Is Scholz consistent with Ukraine? Nobody outside actually knows exactly what the Chancellor actually plans to do. The “victory” of the Ukrainians is not his goal – at least Scholz still doesn’t say that. Of course she shouldn’t lose either. Scholz is a bit like asking about St. Pauli or HSV: Both!

Is it really about everything right now?

It was up to an American to say something very poignant about the pan-European disagreement over Ukraine. US Senator JD Vance said at the Munich Security Conference, as reported by “Zeit” journalist Mariam Lau, that if Europe’s freedom were really threatened by a Putin victory – then our behavior does not correspond to this knowledge.

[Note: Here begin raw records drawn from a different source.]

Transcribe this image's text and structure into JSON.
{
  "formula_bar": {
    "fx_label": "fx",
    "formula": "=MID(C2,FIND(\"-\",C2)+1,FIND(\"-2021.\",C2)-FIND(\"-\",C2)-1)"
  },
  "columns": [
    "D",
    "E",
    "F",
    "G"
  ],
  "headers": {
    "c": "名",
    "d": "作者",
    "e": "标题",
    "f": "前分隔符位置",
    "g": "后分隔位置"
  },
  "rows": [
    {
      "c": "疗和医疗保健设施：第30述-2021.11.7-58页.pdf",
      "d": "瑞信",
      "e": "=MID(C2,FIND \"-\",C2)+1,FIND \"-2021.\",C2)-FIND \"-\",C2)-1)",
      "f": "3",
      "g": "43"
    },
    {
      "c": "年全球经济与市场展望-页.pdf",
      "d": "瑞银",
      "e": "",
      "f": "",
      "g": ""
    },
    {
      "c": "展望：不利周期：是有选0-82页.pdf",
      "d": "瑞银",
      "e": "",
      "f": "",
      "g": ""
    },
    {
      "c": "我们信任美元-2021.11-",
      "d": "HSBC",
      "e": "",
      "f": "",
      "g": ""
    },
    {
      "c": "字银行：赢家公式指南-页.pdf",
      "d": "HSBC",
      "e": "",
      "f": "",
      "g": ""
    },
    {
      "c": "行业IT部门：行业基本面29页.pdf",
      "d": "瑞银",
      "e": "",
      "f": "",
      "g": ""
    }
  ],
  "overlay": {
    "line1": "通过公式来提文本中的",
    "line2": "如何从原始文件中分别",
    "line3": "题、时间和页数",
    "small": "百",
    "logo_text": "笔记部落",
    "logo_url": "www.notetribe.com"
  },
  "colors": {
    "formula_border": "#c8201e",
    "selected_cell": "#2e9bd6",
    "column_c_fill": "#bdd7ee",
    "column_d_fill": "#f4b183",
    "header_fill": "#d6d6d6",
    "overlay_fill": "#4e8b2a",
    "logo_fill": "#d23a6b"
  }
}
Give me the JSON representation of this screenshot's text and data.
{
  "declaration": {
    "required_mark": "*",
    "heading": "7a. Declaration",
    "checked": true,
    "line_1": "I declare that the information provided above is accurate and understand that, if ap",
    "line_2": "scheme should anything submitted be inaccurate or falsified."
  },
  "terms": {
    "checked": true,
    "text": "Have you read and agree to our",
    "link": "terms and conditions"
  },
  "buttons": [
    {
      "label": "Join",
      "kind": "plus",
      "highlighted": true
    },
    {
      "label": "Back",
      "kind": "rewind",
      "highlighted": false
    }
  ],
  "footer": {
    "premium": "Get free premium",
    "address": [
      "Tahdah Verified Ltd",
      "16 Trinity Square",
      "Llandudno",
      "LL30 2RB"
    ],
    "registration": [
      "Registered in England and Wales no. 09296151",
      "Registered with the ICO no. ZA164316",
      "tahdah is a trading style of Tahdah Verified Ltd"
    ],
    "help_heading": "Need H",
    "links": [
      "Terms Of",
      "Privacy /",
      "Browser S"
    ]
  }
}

And so the Strack-Zimmermann T-shirt is incongruous and harmonious at the same time. Yes, it doesn’t fit with the dignified mood in the country, with the “German war-weariness”, as we sometimes gloss over our state of shock. It doesn’t fit with the German fear of sheer Russian violence, which we cloak in piety and therefore reprimand a politician for her textile language.

But the shirt definitely fits what the FDP woman is probably thinking: Without Taurus, there is no freedom. That in turn fits reality like sucuk fits flatbread.